Software engineer on the Poly team, Bruno Oliveira, describes the separate use cases for edit time and runtime importing like this: “If you were to build a racing car game where the player could choose between five specific cars, you would import those five cars at edit time. However, if the racing car game was to allow the player to choose whichever model they want as their car, you could use the runtime API to let the user pick any car at runtime. Then their car could be a dinosaur, a lobster, or even a shoe if they want it to be.”

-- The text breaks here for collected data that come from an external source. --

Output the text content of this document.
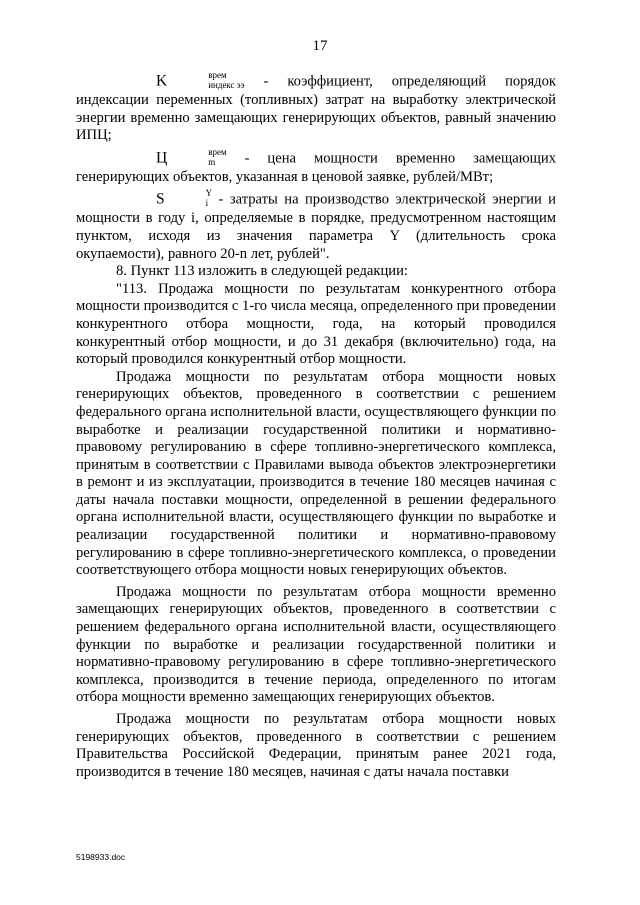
17

K	врем
индекс ээ - коэффициент, определяющий порядок индексации переменных (топливных) затрат на выработку электрической энергии временно замещающих генерирующих объектов, равный значению ИПЦ;

Ц	врем
m - цена мощности временно замещающих генерирующих объектов, указанная в ценовой заявке, рублей/МВт;

S	Y
i - затраты на производство электрической энергии и мощности в году i, определяемые в порядке, предусмотренном настоящим пунктом, исходя из значения параметра Y (длительность срока окупаемости), равного 20-n лет, рублей".

8. Пункт 113 изложить в следующей редакции:

"113. Продажа мощности по результатам конкурентного отбора мощности производится с 1-го числа месяца, определенного при проведении конкурентного отбора мощности, года, на который проводился конкурентный отбор мощности, и до 31 декабря (включительно) года, на который проводился конкурентный отбор мощности.

Продажа мощности по результатам отбора мощности новых генерирующих объектов, проведенного в соответствии с решением федерального органа исполнительной власти, осуществляющего функции по выработке и реализации государственной политики и нормативно-правовому регулированию в сфере топливно-энергетического комплекса, принятым в соответствии с Правилами вывода объектов электроэнергетики в ремонт и из эксплуатации, производится в течение 180 месяцев начиная с даты начала поставки мощности, определенной в решении федерального органа исполнительной власти, осуществляющего функции по выработке и реализации государственной политики и нормативно-правовому регулированию в сфере топливно-энергетического комплекса, о проведении соответствующего отбора мощности новых генерирующих объектов.

Продажа мощности по результатам отбора мощности временно замещающих генерирующих объектов, проведенного в соответствии с решением федерального органа исполнительной власти, осуществляющего функции по выработке и реализации государственной политики и нормативно-правовому регулированию в сфере топливно-энергетического комплекса, производится в течение периода, определенного по итогам отбора мощности временно замещающих генерирующих объектов.

Продажа мощности по результатам отбора мощности новых генерирующих объектов, проведенного в соответствии с решением Правительства Российской Федерации, принятым ранее 2021 года, производится в течение 180 месяцев, начиная с даты начала поставки

5198933.doc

To import a 3D model from the Poly API, an asset ID is required. This can be hardcoded by pulling it from Assets’ detail screen in the Unity Poly Toolkit, or by using the API to retrieve a list of PolyAsset data objects based on a search query. From the PolyAsset data object you can also retrieve thumbnail URLs and a GameObject of the 3D asset itself. The following recipes will apply all of these approaches for integrating 3D Poly assets into an ARCore scene.
Poly
The Unity Poly Toolkit can be downloaded from the GitHub site, the Unity Asset Store, or from the developer site’s quick start guide:
Quick start guide: https://developers.google.com/poly/develop/unity
GitHub site: https://github.com/googlevr/poly-toolkit-unity/releases
Find out more about the Poly Toolkit and the Poly API from the developer site: https://developers.google.com/poly/develop/toolkit-unity.
Recipe 8.2: Integrating the Poly Toolkit with ARCore and Unity
The first step to incorporating Poly assets into your ARCore project is to install the Poly Toolkit Unity package. This recipe walks through the toolkit installation steps and importing a Poly model into a scene from the Unity Editor.
Note
The companion files already have the Poly Toolkit installed, so if you have imported this chapter’s Unity package into a new project you don’t need to install it again. You can skip to step 3 of this recipe.
Follow these steps to get the Poly toolkit installed and working in a Unity project:
Download the Poly Toolkit Unity package from the Unity Asset Store or from the GitHub site. To download it from the GitHub site follow this link: https://github.com/googlevr/poly-toolkit-unity/releases
Create a new project and import the downloaded package into your Unity project by dragging it into the Assets folder. When the Import Unity Package window appears make sure all the assets are selected and click Import.
The Poly Asset browser opens immediately after installation (see Figure 8.4).
Figure 8.4 The Poly Toolkit browse window. (© Google LLC) The Poly Browse window, Poly settings, and all other Poly-related functions can be accessed from the Poly menu at the top of the Unity workspace. The Poly toolkit requires unsafe command line options to be specified. Do this by enabling “Allow Unsafe Code” in the Other Settings section of the Player Settings.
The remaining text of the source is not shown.